In the research, the researchers slightly modify this sketch representation to the binarized form, see Figure 1. Instead of representing an observation with a subspace ID, it can be represented as a set of binary features. Then, 0 and 1 represent where the point lies concerning a single hyperplane. Such a sketch should preserve more information about a single observation.
Figure 1. The idea of binarizing the sketch. Instead of representing an observation with a subspace ID, it can be represented as a set of binary features. Then, 0 and 1 represent where the point lies concerning a single hyperplane. Such a sketch consumes much less memory and perhaps preserves more information about a single observation.
5. Multimodal Model Evaluation
Evaluating the multimodal data fusion algorithm is not straightforward, and no universal metric would measure the aspect of captured inter- and cross-modalities
[19]. However, we can assess whether learning from multiple data types simultaneously enhances task performance.
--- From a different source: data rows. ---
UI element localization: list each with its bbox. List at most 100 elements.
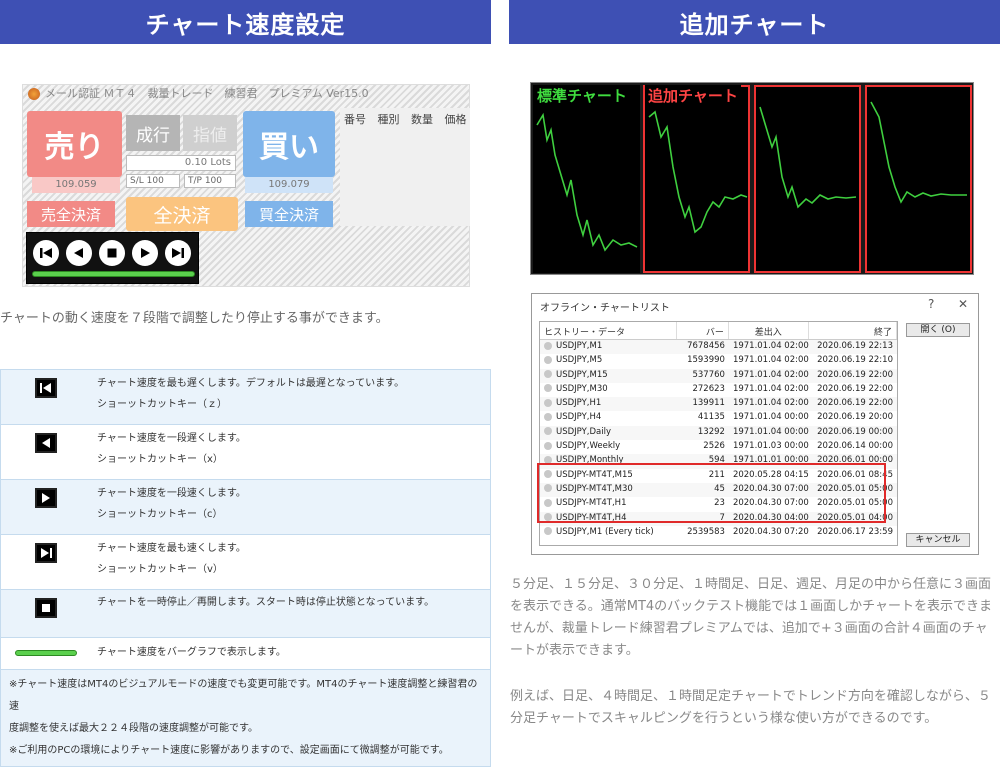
list-item[interactable]: USDJPY,M1 (Every tick) 2539583 2020.04.30 … [540,526,897,540]
market-order-button[interactable]: 成行 [126,115,180,151]
speed-bar-graph [32,271,195,277]
cell-history: USDJPY,M5 [540,354,677,368]
history-file-icon [544,441,552,450]
col-bars[interactable]: バー [677,322,729,339]
history-file-icon [544,370,552,379]
note-line-3: ※ご利用のPCの環境によりチャート速度に影響がありますので、設定画面にて微調整が… [9,745,449,756]
cell-from: 1971.01.04 02:00 [732,383,809,394]
lot-input[interactable]: 0.10 Lots [126,155,236,171]
list-item[interactable]: USDJPY,M1 7678456 1971.01.04 02:00 2020.06.… [540,340,897,355]
row-shortcut: ショーットカットキー（ｚ） [97,399,227,410]
history-name: USDJPY,H1 [556,398,602,409]
history-name: USDJPY,Daily [556,426,612,437]
sell-button[interactable]: 売り [27,111,122,177]
stop-icon[interactable] [99,240,125,266]
cell-from: 1971.01.04 00:00 [732,412,809,423]
table-row: チャート速度を一段遅くします。 ショーットカットキー（x） [1,425,490,480]
list-header: ヒストリー・データ バー 差出入 終了 [540,322,897,340]
cell-history: USDJPY,H4 [540,411,677,425]
list-item[interactable]: USDJPY,H4 41135 1971.01.04 00:00 2020.06.19… [540,411,897,425]
additional-chart-pane-3 [865,85,972,273]
table-row: チャート速度を最も遅くします。デフォルトは最遅となっています。 ショーットカット… [1,370,490,425]
history-name: USDJPY,M30 [556,383,608,394]
buy-button[interactable]: 買い [243,111,335,177]
history-file-icon [544,341,552,350]
table-row: チャート速度を最も速くします。 ショーットカットキー（v） [1,535,490,590]
table-row: チャート速度をバーグラフで表示します。 [1,638,490,670]
cell-to: 2020.06.17 23:59 [817,526,893,537]
note-line-1: ※チャート速度はMT4のビジュアルモードの速度でも変更可能です。MT4のチャート… [9,679,478,712]
orders-col-quantity: 数量 [411,113,433,126]
history-name: USDJPY,M5 [556,355,603,366]
cell-from: 1971.01.04 02:00 [732,355,809,366]
table-row: チャート速度を一段速くします。 ショーットカットキー（c） [1,480,490,535]
buy-close-all-button[interactable]: 買全決済 [245,201,333,227]
history-name: USDJPY,Weekly [556,441,621,452]
table-note: ※チャート速度はMT4のビジュアルモードの速度でも変更可能です。MT4のチャート… [1,670,490,766]
orders-col-type: 種別 [377,113,400,126]
col-history[interactable]: ヒストリー・データ [540,322,678,339]
list-item[interactable]: USDJPY,M15 537760 1971.01.04 02:00 2020.06.… [540,368,897,383]
cell-history: USDJPY,Daily [540,426,677,440]
close-icon[interactable]: ✕ [958,297,968,311]
standard-chart-pane [533,85,640,273]
stop-loss-input[interactable]: S/L 100 [126,174,180,188]
row-text: チャート速度を最も速くします。 [97,543,246,554]
cell-from: 1971.01.04 02:00 [732,369,809,380]
bar-icon [15,650,77,656]
sell-close-all-button[interactable]: 売全決済 [27,201,115,227]
list-item[interactable]: USDJPY,Weekly 2526 1971.01.03 00:00 2020.06… [540,440,897,454]
cell-bars: 13292 [697,426,725,437]
open-button[interactable]: 開く (O) [906,323,970,337]
cell-bars: 2526 [703,441,725,452]
cell-to: 2020.06.19 22:00 [817,383,893,394]
speed-control-bar [26,232,199,284]
cell-to: 2020.06.19 20:00 [817,412,893,423]
cell-to: 2020.06.19 22:00 [817,369,893,380]
list-item[interactable]: USDJPY,H1 139911 1971.01.04 02:00 2020.06.1… [540,397,897,412]
history-file-icon [544,412,552,421]
cell-from: 2020.04.30 07:20 [732,526,809,537]
limit-order-button[interactable]: 指値 [183,115,237,151]
cell-to: 2020.06.19 22:13 [817,341,893,351]
buy-price: 109.079 [245,177,333,193]
list-item[interactable]: USDJPY,Daily 13292 1971.01.04 00:00 2020.06… [540,425,897,441]
cell-to: 2020.06.19 22:10 [817,355,893,366]
cell-history: USDJPY,H1 [540,397,677,411]
fastest-icon [35,543,57,563]
list-item[interactable]: USDJPY,M5 1593990 1971.01.04 02:00 2020.06.… [540,354,897,368]
history-file-icon [544,355,552,364]
orders-header: 番号 種別 数量 価格 [340,108,470,130]
help-icon[interactable]: ? [928,297,934,311]
row-text: チャート速度を一段遅くします。 [97,433,246,444]
cell-bars: 139911 [692,398,725,409]
cancel-button[interactable]: キャンセル [906,533,970,547]
cell-to: 2020.06.14 00:00 [817,441,893,452]
first-icon[interactable] [33,240,59,266]
slower-icon [35,433,57,453]
col-to[interactable]: 終了 [809,322,897,339]
take-profit-input[interactable]: T/P 100 [184,174,236,188]
close-all-button[interactable]: 全決済 [126,197,238,231]
cell-from: 1971.01.04 02:00 [732,398,809,409]
history-name: USDJPY,M1 (Every tick) [556,526,654,537]
history-name: USDJPY,M1 [556,341,603,351]
highlight-box [537,463,886,523]
next-icon[interactable] [132,240,158,266]
cell-from: 1971.01.03 00:00 [732,441,809,452]
prev-icon[interactable] [66,240,92,266]
history-file-icon [544,398,552,407]
cell-to: 2020.06.19 22:00 [817,398,893,409]
row-text: チャート速度を最も遅くします。デフォルトは最遅となっています。 [97,378,405,389]
row-text: チャート速度を一段速くします。 [97,488,246,499]
row-shortcut: ショーットカットキー（c） [97,509,223,520]
speed-help-table: チャート速度を最も遅くします。デフォルトは最遅となっています。 ショーットカット… [0,369,491,767]
slowest-icon [35,378,57,398]
last-icon[interactable] [165,240,191,266]
table-row: チャートを一時停止／再開します。スタート時は停止状態となっています。 [1,590,490,638]
list-item[interactable]: USDJPY,M30 272623 1971.01.04 02:00 2020.06.… [540,383,897,397]
col-from[interactable]: 差出入 [729,322,809,339]
cell-from: 1971.01.04 02:00 [732,341,809,351]
dialog-title: オフライン・チャートリスト [540,303,670,314]
history-name: USDJPY,H4 [556,412,602,423]
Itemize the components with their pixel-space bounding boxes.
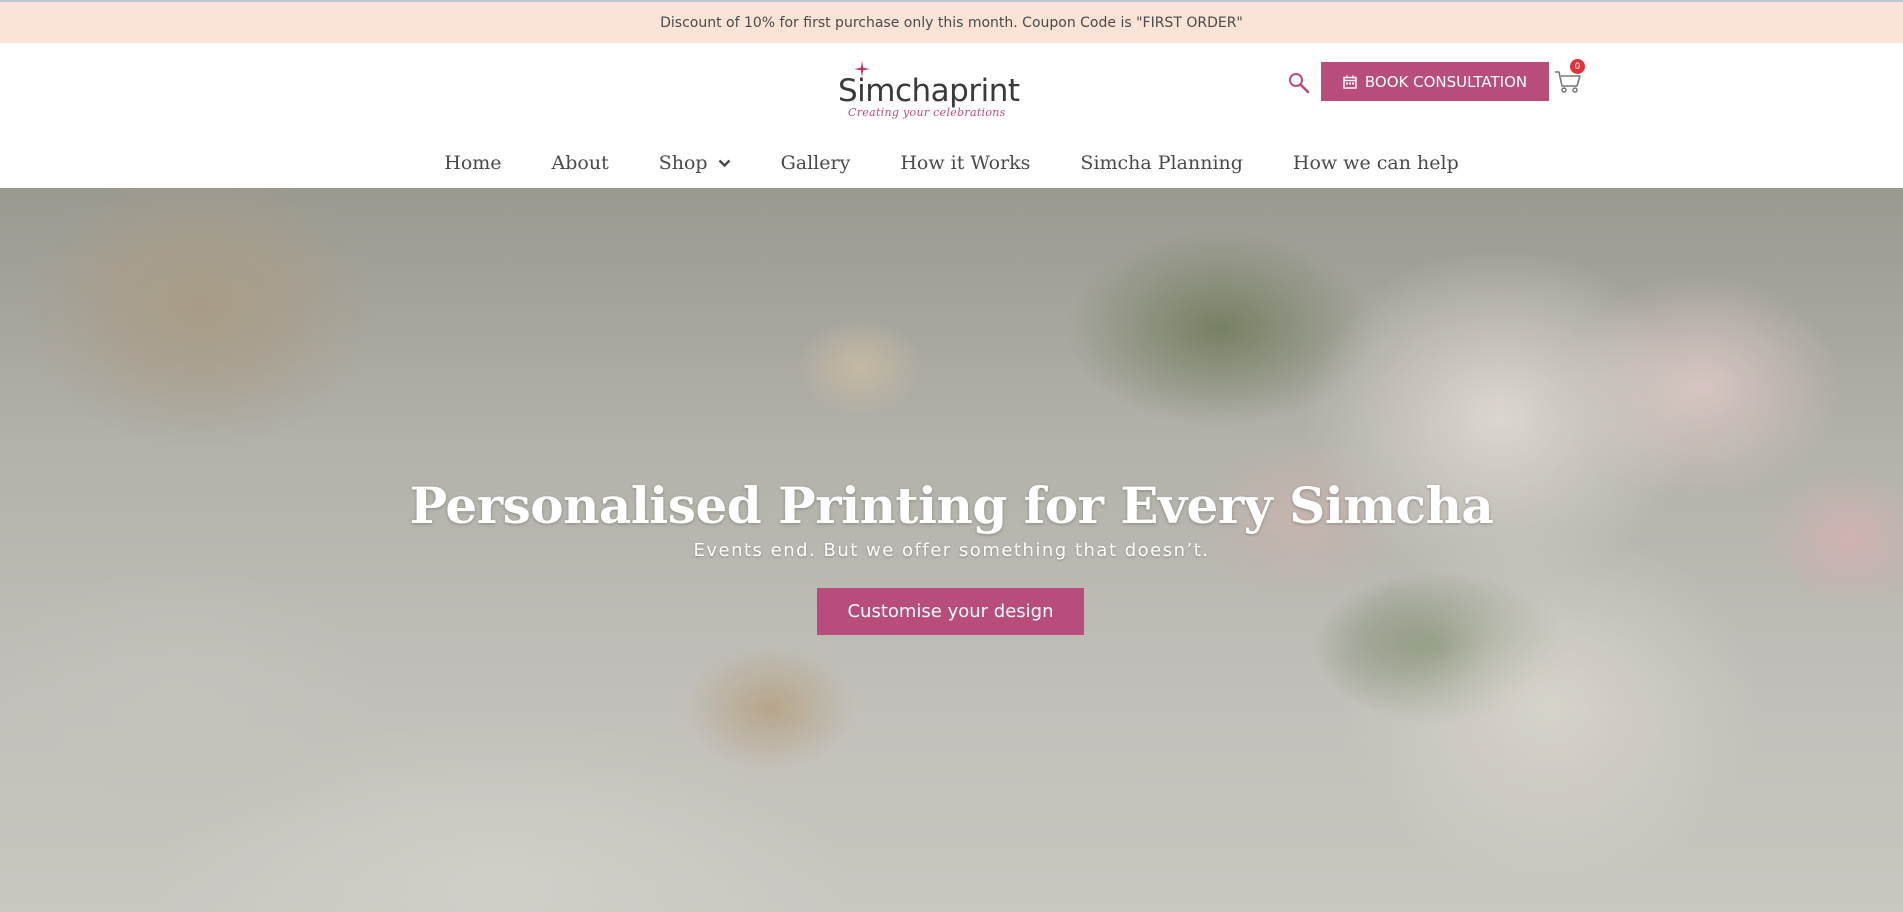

The most popular way of verifying the quality of the multimodal fusion model
[20] is to compare its performance scores (precision, AUC, etc.) to those achieved by models considering single modalities. With such an approach, we can state whether and to what extent combining modalities brings new information. The researchers also aim to preserve all similarities between observations, i.e., similar observations should be comparable in their multimodal representations. Therefore, several works
[21][23] have compared their multimodal models to NN algorithms, which serve as a good baseline. Lastly, multimodal models should be tested when adjusting additional modalities. In certain cases
[21], adding new modalities slightly improves the results while the training time increases dramatically. As a result, the model might be unfeasible in production scenarios despite its excellent performance. Therefore, we should not only focus on the scores the model achieves but also consider its flexibility and simplicity.